Heat denaturation is a time-honored procedure for protein purification, but do not expect enrichment beyond 3-4 fold. You need to carefully determine the maximal temperature and the maximal time that do not harm your enzyme. For the actual treatment, hold the sample into a boiling water bath under constant swirling until you have reached the pre-determined temperature (thermometer directly in the sample). Then transfer into a second waterbath of that temperature for the time required, finally rapidly chill the sample in ice-water mixture, again swirling constantly. Once the sample is cold, leave it in ice for an hour or so, then spin down precipitated material.

The key point is to do this reproducibly. You need a small volume in a large Erlenmeyer- or round flask, so the surface-to-volume ratio is large for efficient heat transfer and you can swirl without spilling. When you scale up, do not increase the volume of sample, but rather work in several aliquots. That will keep the time to reach the required temperature constant.

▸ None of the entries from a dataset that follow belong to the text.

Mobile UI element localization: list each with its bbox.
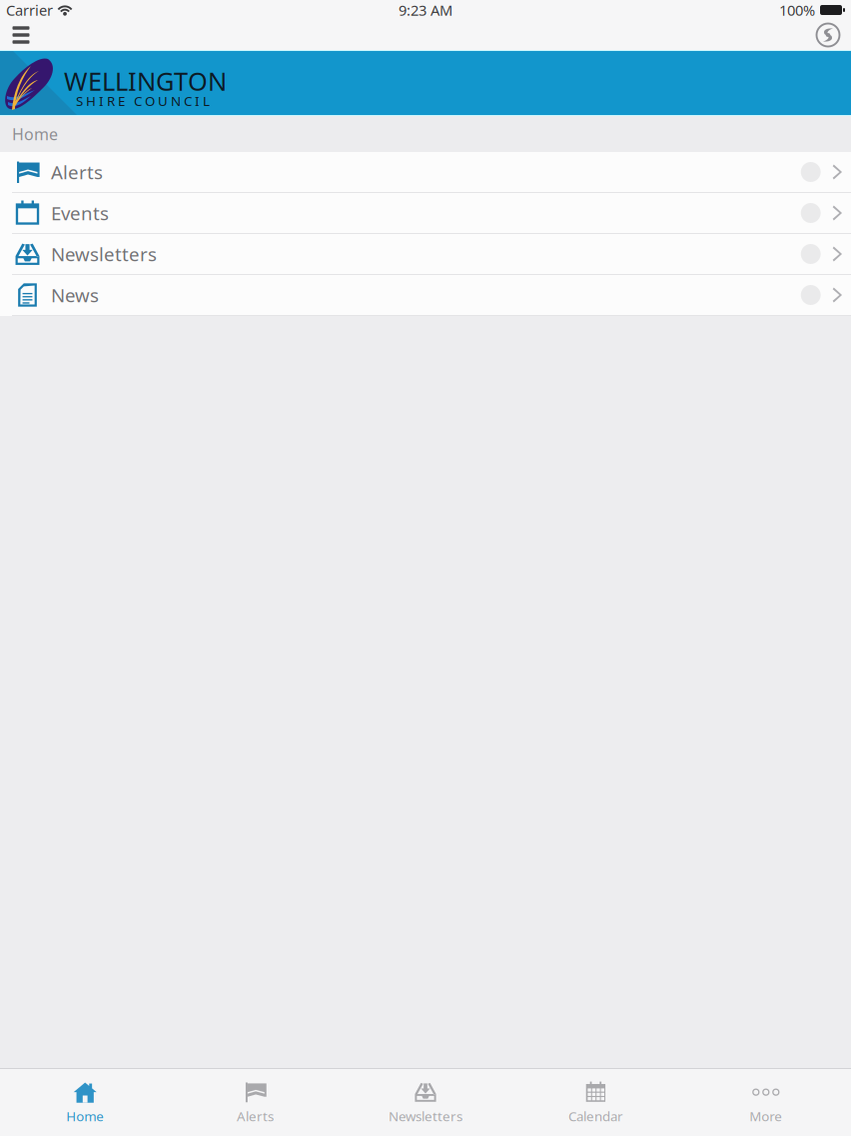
staticText: Calendar bbox=[569, 1107, 624, 1125]
staticText: Alerts bbox=[51, 160, 103, 184]
button[interactable]: Newsletters bbox=[341, 1072, 511, 1134]
staticText: 100% bbox=[780, 0, 816, 20]
button[interactable]: Newsletters bbox=[0, 234, 852, 275]
staticText: Carrier bbox=[6, 0, 53, 20]
button[interactable]: News bbox=[0, 275, 852, 316]
staticText: More bbox=[750, 1107, 783, 1125]
staticText: Home bbox=[12, 123, 58, 145]
button[interactable]: More bbox=[682, 1072, 852, 1134]
button[interactable]: Menu bbox=[0, 20, 36, 50]
button[interactable]: Calendar bbox=[511, 1072, 682, 1134]
button[interactable]: Share bbox=[814, 20, 852, 50]
button[interactable]: Events bbox=[0, 193, 852, 234]
staticText: Alerts bbox=[237, 1107, 274, 1125]
button[interactable]: Home bbox=[0, 1072, 170, 1134]
button[interactable]: Alerts bbox=[170, 1072, 341, 1134]
button[interactable]: Alerts bbox=[0, 152, 852, 193]
staticText: WELLINGTON bbox=[64, 64, 227, 98]
staticText: News bbox=[51, 283, 99, 307]
staticText: Home bbox=[66, 1107, 104, 1125]
staticText: S H I R E C O U N C I L bbox=[76, 92, 210, 110]
staticText: Newsletters bbox=[389, 1107, 463, 1125]
staticText: 9:23 AM bbox=[399, 0, 453, 20]
staticText: Newsletters bbox=[51, 242, 157, 266]
staticText: Events bbox=[51, 201, 109, 225]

It sounds too cold to be able to skip columns altogether. We had to get Taq up to 85C for 1 hour to completely clear out all other protein bands. And then you're still stuck with lipids, nucleic acids, colored compounds from medium. Not sure why you'd ever voluntarily go through the trouble. If you have an FPLC method working, that sounds far preferable to me.

A large DOE (up to 96 samples) with one of the older gradient PCR heat blocks can sometimes show you optimal thermal lysis conditions, but this is just a pretreatment before a conventional FPLC purification usually, as John and Englebert mentioned. 65-70C is also just not high enough to cleanly differentiate any mesophilic protein background, good luck!

Engelbert Buxbaum Thanks for the protocol!